I have two necklaces that I count among my favorites. Every time I wear each of them, I’m guaranteed a compliment. One was made by a local artist I met at a craft show. I’ve bought several pieces from her over the years.

The other I purchased at Macy’s department store. It’s from the 1928 Jewelry line and was made by some unknown artist. Interesting to think that he or she will never know how much pleasure his/her creation has given me.

And that’s the thing about art . . . we sometimes roll out our big, fancy projects in the hopes of getting recognition or fame or at least appreciation. And sometimes it is our signature works that bring us the most attention. But along the way, we are constantly creating other pieces without knowing what impact they have on our audiences.

I think of the countless newsletter articles I’ve written, for example, any one of which might have helped  launch a career. I think of these blog posts and the comments I’ve received from readers telling me that my words were exactly what they needed to hear.
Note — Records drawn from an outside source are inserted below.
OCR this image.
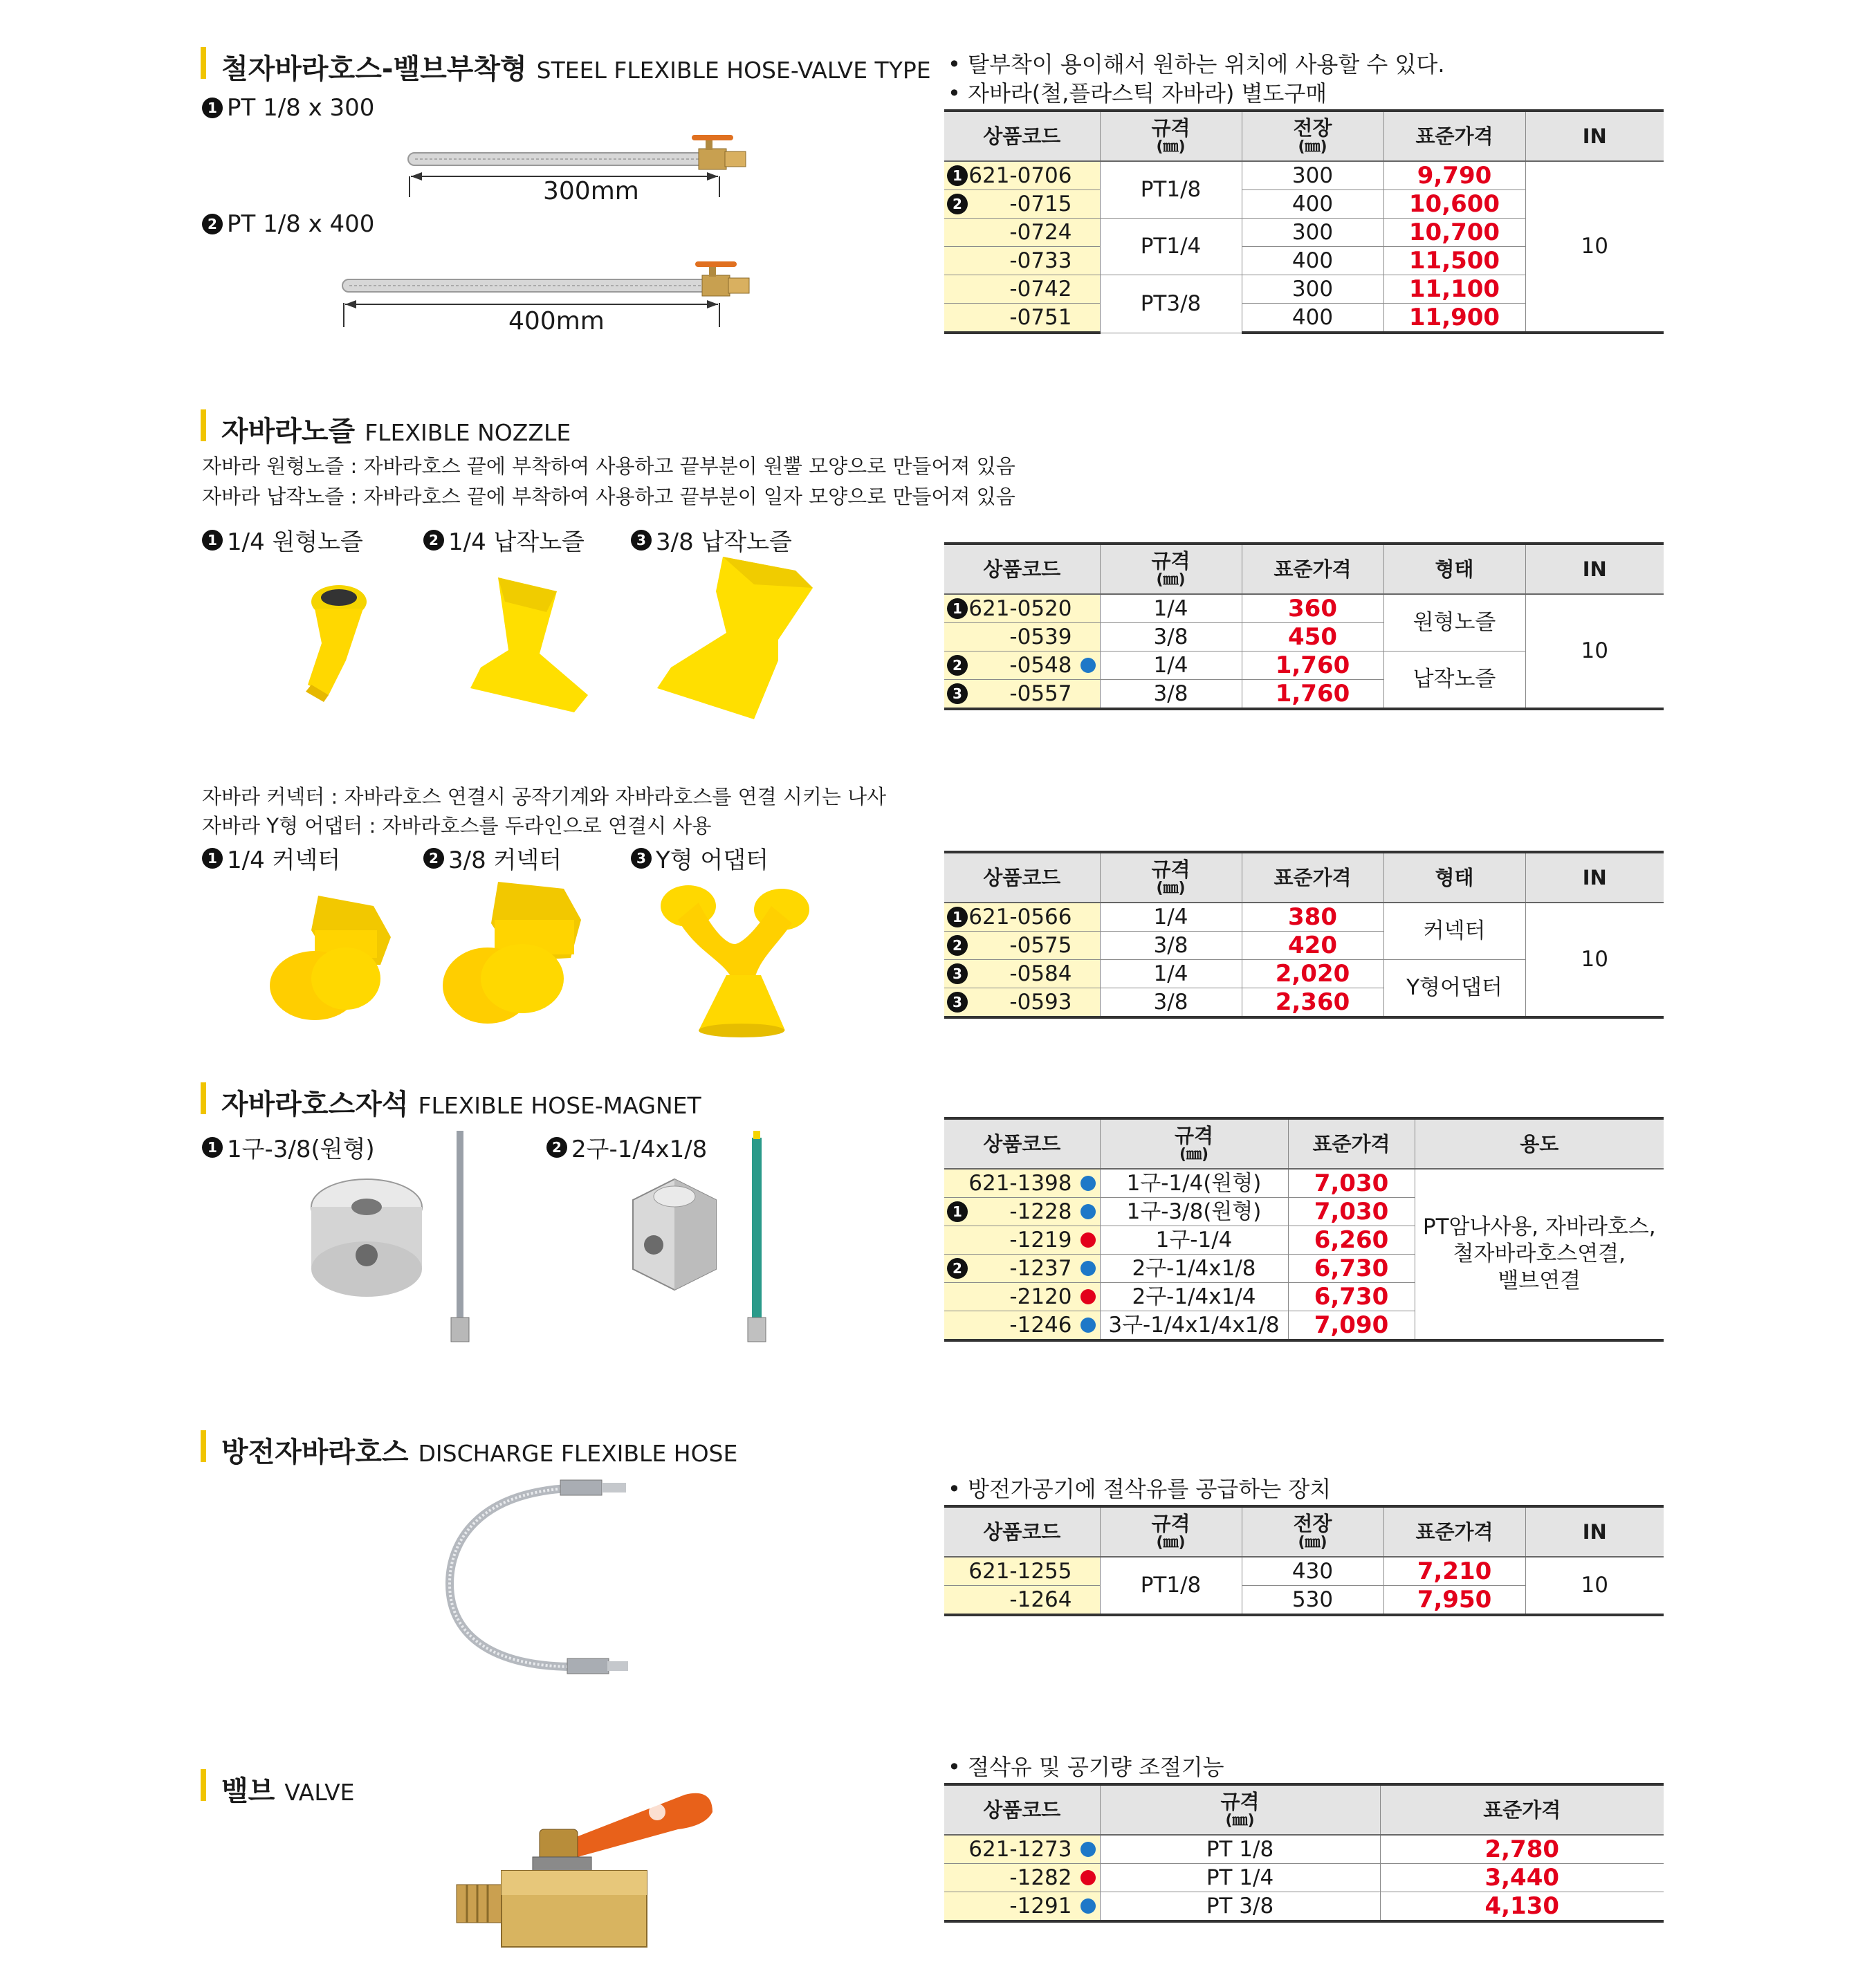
철자바라호스-밸브부착형 STEEL FLEXIBLE HOSE-VALVE TYPE
1 PT 1/8 x 300
2 PT 1/8 x 400
300mm
400mm
• 탈부착이 용이해서 원하는 위치에 사용할 수 있다.
• 자바라(철,플라스틱 자바라) 별도구매
상품코드	규격
(㎜)	전장
(㎜)	표준가격	IN

1 621-0706	PT1/8	300	9,790	10

2 -0715		400	10,600	
-0724	PT1/4	300	10,700	
-0733		400	11,500	
-0742	PT3/8	300	11,100	
-0751		400	11,900	
자바라노즐 FLEXIBLE NOZZLE
자바라 원형노즐 : 자바라호스 끝에 부착하여 사용하고 끝부분이 원뿔 모양으로 만들어져 있음
자바라 납작노즐 : 자바라호스 끝에 부착하여 사용하고 끝부분이 일자 모양으로 만들어져 있음
1 1/4 원형노즐	2 1/4 납작노즐	3 3/8 납작노즐
상품코드	규격
(㎜)	표준가격	형태	IN

1 621-0520	1/4	360	원형노즐	10
-0539	3/8	450		

2 -0548	1/4	1,760	납작노즐	

3 -0557	3/8	1,760		
자바라 커넥터 : 자바라호스 연결시 공작기계와 자바라호스를 연결 시키는 나사
자바라 Y형 어댑터 : 자바라호스를 두라인으로 연결시 사용
1 1/4 커넥터	2 3/8 커넥터	3 Y형 어댑터
상품코드	규격
(㎜)	표준가격	형태	IN

1 621-0566	1/4	380	커넥터	10

2 -0575	3/8	420		

3 -0584	1/4	2,020	Y형어댑터	

3 -0593	3/8	2,360		
자바라호스자석 FLEXIBLE HOSE-MAGNET
1 1구-3/8(원형)	2 2구-1/4x1/8	상품코드	규격
(㎜)	표준가격	용도
621-1398	1구-1/4(원형)	7,030	PT암나사용, 자바라호스,
철자바라호스연결,
밸브연결

1 -1228	1구-3/8(원형)	7,030	
-1219	1구-1/4	6,260	

2 -1237	2구-1/4x1/8	6,730	
-2120	2구-1/4x1/4	6,730	
-1246	3구-1/4x1/4x1/8	7,090	
방전자바라호스 DISCHARGE FLEXIBLE HOSE
• 방전가공기에 절삭유를 공급하는 장치
상품코드	규격
(㎜)	전장
(㎜)	표준가격	IN
621-1255	PT1/8	430	7,210	10
-1264		530	7,950	
밸브 VALVE
• 절삭유 및 공기량 조절기능
상품코드	규격
(㎜)	표준가격
621-1273	PT 1/8	2,780
-1282	PT 1/4	3,440
-1291	PT 3/8	4,130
I had hoped my books would be my legacy, but I sometimes wonder if I might not be better remembered for my clever Christmas letters.

I once asked my friend who ghost writes books how she could stand not getting public recognition for her brilliant words. She told me that’s not what she was hired for. She was hired to make the expert she was writing for look brilliant. And she did. He got the credit, but the art was all her. And the satisfaction of a job well done.

My point is, we never know which of our works will strike a chord and with whom. Which is why we must always put our best effort into everything we do and find a way to feel passionate about it all, even those “work for hire” jobs that will never carry our names. Because the best art is created from the heart. And ego doesn’t reside in the heart. Neither does your pocketbook.